Major Jim Panton, an Apache pilot, was based in Fort Hood for almost three years. "The surrounding areas had a very strong gun culture," he said yesterday. "People felt it was their constitutional right to bear arms.

"When I heard about the killings I was utterly shocked. It may seem ironic but the army base was the one location where one did not see people carrying guns around apart from those who were on specific duties requiring arms. You felt pretty safe – you always felt that you were in the safest place one could be in uniform. People had got back there from Afghanistan and Iraq and they would have been relaxed after serving in the war zones – they wouldn't have been on their guard."

Major Panton, of the Army Air Corps, painted a vivid picture of the camp. "There are about 45,000 troops stationed there, almost half the size of the British Army," he said. "The base is simply too big to be claustrophobic.
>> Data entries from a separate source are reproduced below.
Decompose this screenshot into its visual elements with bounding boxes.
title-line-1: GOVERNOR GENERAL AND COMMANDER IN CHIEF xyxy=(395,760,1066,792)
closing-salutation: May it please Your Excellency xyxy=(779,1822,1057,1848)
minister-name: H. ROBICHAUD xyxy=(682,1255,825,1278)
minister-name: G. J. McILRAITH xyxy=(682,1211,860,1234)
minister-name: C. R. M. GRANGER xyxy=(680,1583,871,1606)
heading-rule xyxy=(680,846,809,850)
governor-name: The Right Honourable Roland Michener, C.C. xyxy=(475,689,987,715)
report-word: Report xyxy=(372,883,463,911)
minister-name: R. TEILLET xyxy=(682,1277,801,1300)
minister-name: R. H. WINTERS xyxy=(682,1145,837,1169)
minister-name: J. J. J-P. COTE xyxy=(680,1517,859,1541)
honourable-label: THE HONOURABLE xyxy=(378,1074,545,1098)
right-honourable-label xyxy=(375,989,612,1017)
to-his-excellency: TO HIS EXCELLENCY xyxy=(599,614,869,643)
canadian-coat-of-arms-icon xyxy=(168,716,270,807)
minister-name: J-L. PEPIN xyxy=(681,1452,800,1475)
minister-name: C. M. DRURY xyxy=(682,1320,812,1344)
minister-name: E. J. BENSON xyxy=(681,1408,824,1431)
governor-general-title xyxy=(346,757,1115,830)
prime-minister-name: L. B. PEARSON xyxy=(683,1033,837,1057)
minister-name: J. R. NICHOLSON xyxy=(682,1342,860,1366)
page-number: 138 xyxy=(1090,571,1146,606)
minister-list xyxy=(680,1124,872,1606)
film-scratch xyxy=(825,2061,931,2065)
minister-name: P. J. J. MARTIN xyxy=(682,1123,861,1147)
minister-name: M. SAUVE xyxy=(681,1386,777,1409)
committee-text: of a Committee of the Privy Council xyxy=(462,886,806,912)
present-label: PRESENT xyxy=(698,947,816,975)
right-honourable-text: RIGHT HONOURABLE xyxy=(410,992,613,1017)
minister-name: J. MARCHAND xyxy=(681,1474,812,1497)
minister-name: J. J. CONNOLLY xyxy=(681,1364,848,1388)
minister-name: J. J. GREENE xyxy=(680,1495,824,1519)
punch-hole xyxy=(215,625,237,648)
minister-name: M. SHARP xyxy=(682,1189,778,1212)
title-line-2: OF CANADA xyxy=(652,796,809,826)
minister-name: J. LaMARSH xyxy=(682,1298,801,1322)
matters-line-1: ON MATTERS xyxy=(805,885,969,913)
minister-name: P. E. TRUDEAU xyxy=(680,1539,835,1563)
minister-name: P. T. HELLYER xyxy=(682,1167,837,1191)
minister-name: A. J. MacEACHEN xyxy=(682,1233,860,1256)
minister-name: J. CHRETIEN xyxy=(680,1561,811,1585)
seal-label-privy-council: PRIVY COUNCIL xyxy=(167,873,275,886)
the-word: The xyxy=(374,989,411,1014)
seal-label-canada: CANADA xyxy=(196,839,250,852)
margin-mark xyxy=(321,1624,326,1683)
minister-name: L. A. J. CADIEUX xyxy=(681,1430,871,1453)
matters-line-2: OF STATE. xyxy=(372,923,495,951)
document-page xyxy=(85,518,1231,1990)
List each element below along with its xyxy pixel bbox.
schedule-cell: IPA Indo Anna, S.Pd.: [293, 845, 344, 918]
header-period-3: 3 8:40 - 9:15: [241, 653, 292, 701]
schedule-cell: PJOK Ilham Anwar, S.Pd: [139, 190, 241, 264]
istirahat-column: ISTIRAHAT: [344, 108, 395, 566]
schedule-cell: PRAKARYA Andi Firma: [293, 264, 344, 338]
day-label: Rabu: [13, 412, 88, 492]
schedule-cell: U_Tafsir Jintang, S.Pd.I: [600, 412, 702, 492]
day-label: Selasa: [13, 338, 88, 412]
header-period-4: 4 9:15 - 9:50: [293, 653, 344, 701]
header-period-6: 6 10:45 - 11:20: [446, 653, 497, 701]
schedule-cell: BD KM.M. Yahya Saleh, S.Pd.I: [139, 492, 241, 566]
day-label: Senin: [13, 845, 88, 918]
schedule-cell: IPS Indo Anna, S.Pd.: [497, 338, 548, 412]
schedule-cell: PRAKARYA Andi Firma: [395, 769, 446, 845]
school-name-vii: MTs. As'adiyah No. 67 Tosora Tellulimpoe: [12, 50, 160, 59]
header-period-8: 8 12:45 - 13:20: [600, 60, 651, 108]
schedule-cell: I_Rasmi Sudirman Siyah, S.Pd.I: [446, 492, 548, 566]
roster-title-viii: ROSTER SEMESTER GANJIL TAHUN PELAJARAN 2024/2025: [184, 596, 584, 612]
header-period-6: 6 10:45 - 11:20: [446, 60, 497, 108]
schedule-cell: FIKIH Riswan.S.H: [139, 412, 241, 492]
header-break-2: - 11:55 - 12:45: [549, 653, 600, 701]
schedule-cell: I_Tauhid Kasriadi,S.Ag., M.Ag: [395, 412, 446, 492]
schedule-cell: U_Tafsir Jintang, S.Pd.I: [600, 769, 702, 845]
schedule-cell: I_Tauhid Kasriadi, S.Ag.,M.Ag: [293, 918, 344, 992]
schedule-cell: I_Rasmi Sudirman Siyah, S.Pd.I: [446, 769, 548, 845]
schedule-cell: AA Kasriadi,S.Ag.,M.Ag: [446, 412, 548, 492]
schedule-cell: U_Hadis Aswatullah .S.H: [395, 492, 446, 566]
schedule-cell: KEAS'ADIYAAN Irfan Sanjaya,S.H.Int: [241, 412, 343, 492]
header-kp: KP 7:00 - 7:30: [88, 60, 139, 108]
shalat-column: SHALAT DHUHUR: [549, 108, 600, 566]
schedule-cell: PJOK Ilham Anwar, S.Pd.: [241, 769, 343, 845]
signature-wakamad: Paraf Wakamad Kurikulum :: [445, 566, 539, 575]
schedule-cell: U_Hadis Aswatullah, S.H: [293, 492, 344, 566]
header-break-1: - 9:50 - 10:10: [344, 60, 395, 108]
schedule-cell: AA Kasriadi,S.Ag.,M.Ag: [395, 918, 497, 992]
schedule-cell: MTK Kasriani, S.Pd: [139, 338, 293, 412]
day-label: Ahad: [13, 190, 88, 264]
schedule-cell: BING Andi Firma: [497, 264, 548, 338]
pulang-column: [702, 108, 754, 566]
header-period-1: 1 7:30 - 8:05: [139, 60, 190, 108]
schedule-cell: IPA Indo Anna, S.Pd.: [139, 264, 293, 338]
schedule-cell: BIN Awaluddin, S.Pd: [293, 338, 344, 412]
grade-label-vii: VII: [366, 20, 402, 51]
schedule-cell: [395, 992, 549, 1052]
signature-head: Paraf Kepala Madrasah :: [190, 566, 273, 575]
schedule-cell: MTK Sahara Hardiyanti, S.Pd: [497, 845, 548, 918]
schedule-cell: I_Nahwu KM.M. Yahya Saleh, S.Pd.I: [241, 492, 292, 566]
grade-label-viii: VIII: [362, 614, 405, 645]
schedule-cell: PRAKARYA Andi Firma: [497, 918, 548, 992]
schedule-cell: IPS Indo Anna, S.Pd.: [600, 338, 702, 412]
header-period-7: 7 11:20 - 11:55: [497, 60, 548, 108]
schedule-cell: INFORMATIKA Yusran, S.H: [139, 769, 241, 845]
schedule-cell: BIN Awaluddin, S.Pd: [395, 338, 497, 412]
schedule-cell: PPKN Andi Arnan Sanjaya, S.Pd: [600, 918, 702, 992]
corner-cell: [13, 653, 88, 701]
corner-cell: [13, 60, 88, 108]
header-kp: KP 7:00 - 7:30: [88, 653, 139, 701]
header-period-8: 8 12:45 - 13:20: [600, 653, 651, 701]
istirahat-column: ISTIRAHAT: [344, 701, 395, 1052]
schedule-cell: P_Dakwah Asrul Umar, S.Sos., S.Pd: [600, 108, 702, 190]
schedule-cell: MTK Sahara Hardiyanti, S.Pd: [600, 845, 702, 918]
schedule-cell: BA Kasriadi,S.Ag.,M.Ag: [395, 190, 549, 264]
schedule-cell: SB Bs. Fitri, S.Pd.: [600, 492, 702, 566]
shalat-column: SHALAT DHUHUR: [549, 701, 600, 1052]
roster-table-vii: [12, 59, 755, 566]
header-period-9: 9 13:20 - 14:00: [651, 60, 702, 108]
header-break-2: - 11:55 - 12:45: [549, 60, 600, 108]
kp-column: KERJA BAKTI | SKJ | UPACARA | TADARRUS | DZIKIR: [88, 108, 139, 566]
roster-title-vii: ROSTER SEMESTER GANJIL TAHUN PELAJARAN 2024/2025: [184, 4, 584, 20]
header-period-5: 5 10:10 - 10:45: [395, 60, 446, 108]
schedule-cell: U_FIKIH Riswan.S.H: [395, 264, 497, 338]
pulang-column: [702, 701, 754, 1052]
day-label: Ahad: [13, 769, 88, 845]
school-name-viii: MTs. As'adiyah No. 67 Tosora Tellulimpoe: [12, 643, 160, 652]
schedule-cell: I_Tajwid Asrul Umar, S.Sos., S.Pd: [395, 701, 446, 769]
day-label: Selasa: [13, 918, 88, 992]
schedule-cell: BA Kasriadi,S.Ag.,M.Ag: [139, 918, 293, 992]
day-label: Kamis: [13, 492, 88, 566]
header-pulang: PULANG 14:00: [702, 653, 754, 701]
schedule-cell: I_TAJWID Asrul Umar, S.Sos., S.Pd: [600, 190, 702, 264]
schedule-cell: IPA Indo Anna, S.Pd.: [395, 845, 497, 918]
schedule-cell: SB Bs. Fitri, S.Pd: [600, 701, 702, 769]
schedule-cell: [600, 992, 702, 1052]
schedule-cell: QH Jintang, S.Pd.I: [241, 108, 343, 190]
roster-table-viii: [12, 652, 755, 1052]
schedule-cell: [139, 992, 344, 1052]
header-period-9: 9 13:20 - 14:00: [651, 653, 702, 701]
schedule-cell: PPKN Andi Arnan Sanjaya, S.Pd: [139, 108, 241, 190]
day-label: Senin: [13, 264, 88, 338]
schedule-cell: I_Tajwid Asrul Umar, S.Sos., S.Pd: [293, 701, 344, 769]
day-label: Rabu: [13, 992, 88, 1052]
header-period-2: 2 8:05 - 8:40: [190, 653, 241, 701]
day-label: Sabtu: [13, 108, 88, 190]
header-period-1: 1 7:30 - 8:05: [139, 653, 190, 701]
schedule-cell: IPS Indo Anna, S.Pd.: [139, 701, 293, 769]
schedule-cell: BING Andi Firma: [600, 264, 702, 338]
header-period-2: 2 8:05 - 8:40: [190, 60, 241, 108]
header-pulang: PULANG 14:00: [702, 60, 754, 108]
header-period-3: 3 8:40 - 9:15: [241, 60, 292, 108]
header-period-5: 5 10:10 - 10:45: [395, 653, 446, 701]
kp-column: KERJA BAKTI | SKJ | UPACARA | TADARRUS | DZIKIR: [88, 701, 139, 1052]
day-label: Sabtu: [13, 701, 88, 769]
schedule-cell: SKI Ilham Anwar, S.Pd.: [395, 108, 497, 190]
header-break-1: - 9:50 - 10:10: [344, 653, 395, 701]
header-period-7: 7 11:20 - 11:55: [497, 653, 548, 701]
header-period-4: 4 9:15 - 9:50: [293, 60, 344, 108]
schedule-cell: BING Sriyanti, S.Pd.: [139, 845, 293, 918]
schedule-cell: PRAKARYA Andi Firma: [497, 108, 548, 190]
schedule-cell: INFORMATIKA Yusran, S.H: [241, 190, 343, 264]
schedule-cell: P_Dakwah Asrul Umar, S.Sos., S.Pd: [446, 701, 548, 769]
The other end of the camp was so far from our house that it was easier to leave camp, get on the motorway, and then get off after two junctions."

He said that the Soldier Readiness Centre, where the shootings took place, is "about the size of a football field. There would have been hundreds of people there who have either just returned from combat duties or were about to be deployed.

"It is remarkable that in the space of 48 hours we have had two such incidents – we had the soldiers killed by the Afghan policeman in Helmand and now this. In both instances someone trusted as being on the same side has turned out to be the enemy."

Major Panton, 40, who had served in Bosnia, is now the chief executive of Erskine, a military charity based in Scotland which helps service personnel affected by combat-related trauma. He pointed out that Major Nidal Malik Hasan, the psychiatrist accused over the shooting spree, would have listened to the hundreds of soldiers suffering from similar conditions in his job.

"It is not generally realised but carers need care too. Trauma is transferable, and being exposed to it for prolonged periods, day after day, can have a damaging effect. It may well be that the motivation of this man was political. But there are underlying factors which can trigger such extreme violence and one of them is continuously listening to stories of violence."